The possibility of a $15 minimum wage initiative has haunted Mayor Ed Murray's minimum wage task force, the Income Inequality Advisory Committee (IIAC), from the beginning: If Mayor Murray's 25-member let's-all-get-along group (which includes labor, neighborhood businesses, larger busineses like Nucor Steel, and socialist City Council member Kshama Sawant) doesn't come up with a proposal for the council this spring that gets to $15 without exemptions (such as including tip credit and "total compensation" like health care as part of hourly wages), the movement of labor, fast food workers, and activists could go over their heads and straight to the ballot.
Murray says he doesn't want the city's unions and the city's business community warring at the ballot box—both spending resources, and competing, to win at the polls—and is committed to dealing with the issue through a collaborative legislative process at city hall.

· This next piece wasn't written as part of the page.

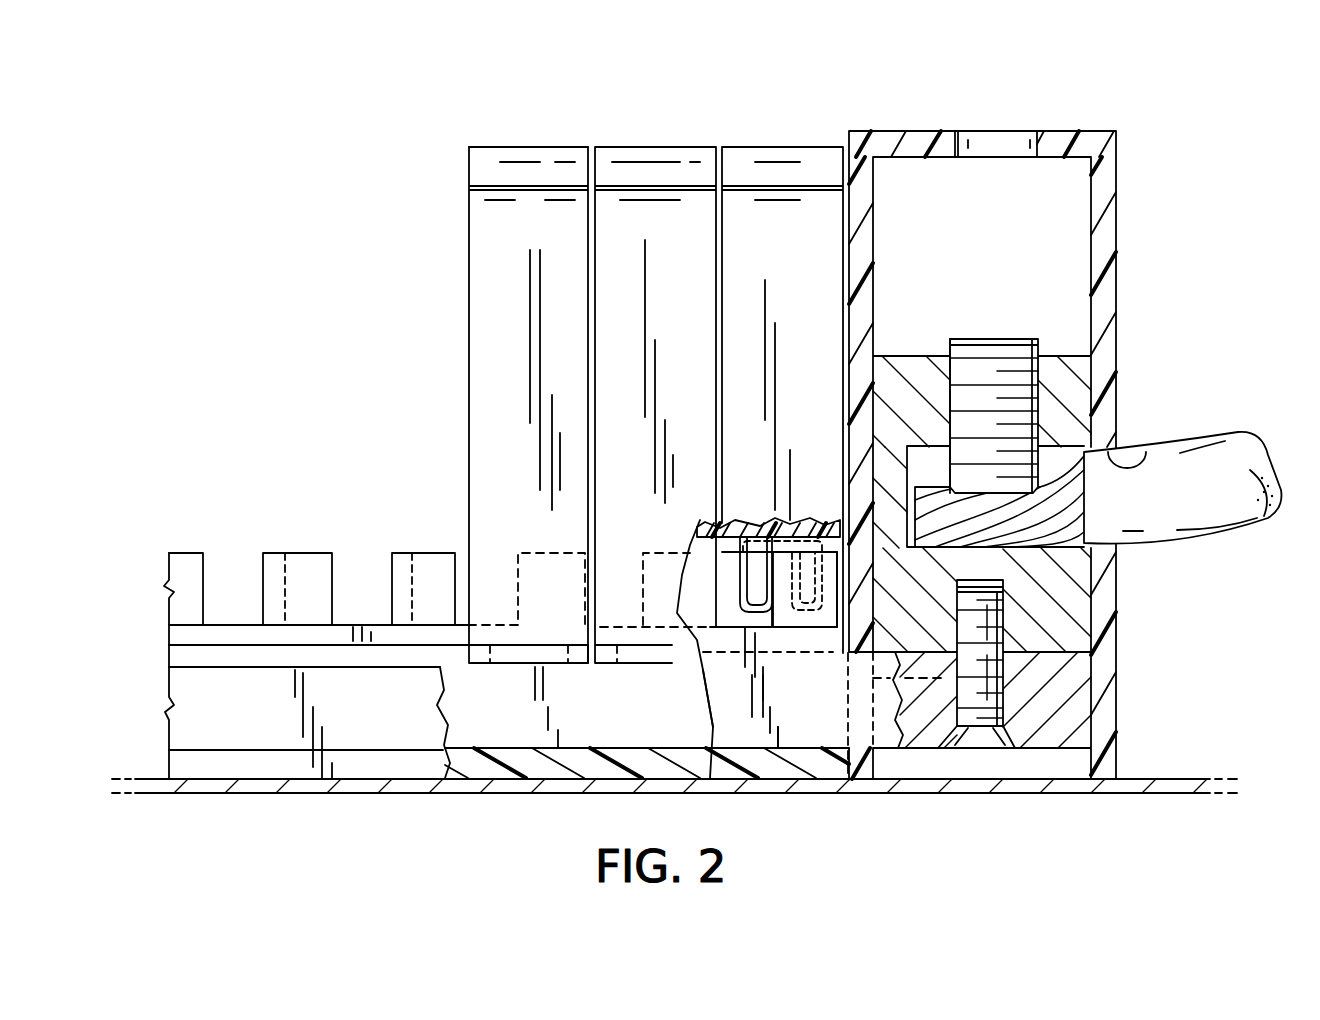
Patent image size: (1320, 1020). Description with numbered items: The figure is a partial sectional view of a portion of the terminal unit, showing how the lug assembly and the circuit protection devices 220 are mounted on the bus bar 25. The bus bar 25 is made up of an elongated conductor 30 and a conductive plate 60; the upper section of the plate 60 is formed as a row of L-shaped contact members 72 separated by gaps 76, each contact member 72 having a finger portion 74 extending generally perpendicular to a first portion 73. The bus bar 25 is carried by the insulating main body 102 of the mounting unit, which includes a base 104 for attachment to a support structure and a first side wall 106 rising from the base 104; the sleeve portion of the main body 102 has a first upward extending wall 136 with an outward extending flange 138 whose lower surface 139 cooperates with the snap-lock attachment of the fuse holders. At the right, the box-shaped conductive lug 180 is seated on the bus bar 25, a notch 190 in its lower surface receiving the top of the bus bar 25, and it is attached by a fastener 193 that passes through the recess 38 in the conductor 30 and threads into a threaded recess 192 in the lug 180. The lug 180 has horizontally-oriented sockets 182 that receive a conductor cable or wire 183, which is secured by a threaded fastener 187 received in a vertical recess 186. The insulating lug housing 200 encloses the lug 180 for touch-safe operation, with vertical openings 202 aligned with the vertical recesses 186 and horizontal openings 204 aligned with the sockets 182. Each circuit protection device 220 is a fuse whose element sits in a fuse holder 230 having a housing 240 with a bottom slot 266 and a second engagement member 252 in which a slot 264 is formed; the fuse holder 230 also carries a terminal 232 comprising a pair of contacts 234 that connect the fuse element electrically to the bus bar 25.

The IIAC, which has so far been hearing from academic experts and interested parties—such as the lefty Washington Budget and Policy Center and Nucor—is supposed to have a proposal by April 30.
"It would be unwise for any group to assume future significant SEIU financial support for an initiative as long as there’s a viable path to achieving a new minimum wage policy through the council."
The actual discussion phase is next. The first few meetings, according the IIAC's co-chair, lefty union leader David Rolf, head of the pro-$15 minimum wage Service Employees International Union 775 (which organized the successful $15 minimum wage campaign in SeaTac), were spent getting "steeped in data." Rolf says the committee, also co-chaired by Seattle Hospitality Group CEO Howard Wright, is preparing for the upcoming discussions by surveying committee members with an anonymous online poll to see where the group is at. "We are very close to some consensus items and narrowing our disagreements to a short list," he says. "We ready for getting into the hard part."
But the warning came today with a front-page Seattle Times headline: "Backers: Pass $15 wage or we'll put it on ballot." The $15 Now group is recruiting volunteers to collect signatures already, in part because the timing (waiting to see what the council eventually passes) wouldn't give the activists enough time to get something on the ballot if they needed to.
I asked Rolf what he thought about the talk about a ballot measure from his ideological compatriots on the left.
"Hopefully that won’t be necessary," Rolf said. "It’s clear from news reports that some groups are preparing for a ballot measure if one is needed, and I have heard similar things from the business side."
At this point, however, Rolf says the group is "on track." And he added: "It would be unwise for any group to assume future significant SEIU financial support for an initiative as long as there’s a viable path to achieving a new minimum wage policy through the council."
And is there? Rolf, a firebrand who has provocatively likened this debate to the run-up to the riots in Spike Lee's Do the Right Thing, is sanguine. He says the group is engaged in a "serious" debate where he's seen "some people changing perspectives" after being presented with all the data. Rolf says, for example, that one business leader on the committee told him the issue is "more complex" than they'd initially thought. Rolf aslo paraphrased an IIAC colleague from the right, saying now they have an appreciation of labor's side and believe "they can agree on a policy." Rolf noted that one business leader agreed with labor's point of view that health care costs are a separate issue from the minimum wage and shouldn't be considered as part of overall wages.
"We have nine of nine council members saying they agree with a $15 minimum wage and the mayor saying in the national press that he's 'committed to getting to $15' and being a national model," Rolf says.
"Bad things can happen," Rolf acknowledged, "but I'm committed to seeing this process through."
I have a call in to Phillip Locker, Sawant's ally from the Socialist Alternative Party and a spokesman for the $15 Now campaign.